Dust, mud and rabbits.

Weather wise, we've had a better week with a couple of days being really hot.  The water trays were in regular use by the boys who get soaked underneath then run to the field shelter to roll in the dust.  Here are Rufus on the left with Wee Eck whose face is covered in dust.
Gaucho also had a rolling session and this is him having a breather afterwards!
All summer long now Fidget will have his 'welly look' which he gets from lying in the water tray with his front legs tucked under him.  He then goes to the nearest rolling spot to get the mud applied and the 'wellies' are the result!
A bit of an atmospheric shot taken first thing in the morning looking up the slope with Faro on the skyline. 
And here's one to get the Grumpy Gardener even grumpier.  The rabbits are everywhere this year and it's a constant battle to keep them out of the veg garden.  This one, which Fyta is smelling had been digging a big hole in the paddock and started carrying mouthfuls of grass to line the inside.  This is obviously mum getting ready to give birth.  The rabbit was completely at ease with the boys and at one stage 3 of them were smelling it all at once whilst the rabbit carried on digging!  The gardener put an end to that, filled in the hole whilst the rabbit was off collecting grass and put a concrete block over it!
The hose was reeled out during one very hot day to give the boys a spray of their under-carriages.  Here's the gardener getting a slightly reluctant Gully to join in the fun.

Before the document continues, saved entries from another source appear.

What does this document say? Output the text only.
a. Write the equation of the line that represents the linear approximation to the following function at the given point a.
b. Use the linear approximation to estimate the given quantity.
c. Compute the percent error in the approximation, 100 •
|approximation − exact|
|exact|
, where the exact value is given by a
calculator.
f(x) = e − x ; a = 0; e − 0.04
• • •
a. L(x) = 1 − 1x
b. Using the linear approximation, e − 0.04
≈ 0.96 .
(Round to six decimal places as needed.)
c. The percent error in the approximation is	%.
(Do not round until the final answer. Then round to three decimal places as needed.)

And finally.....the House Martins are busy nest building.  This one is building with it's mate under the eaves above the bedroom window whilst another couple are building under the eaves above the cathedral windows.  Lovely to watch but there are piles of unused mud dropped under each site so not the best place to sit and have morning coffee in the sun - unless you want to be mud bombed!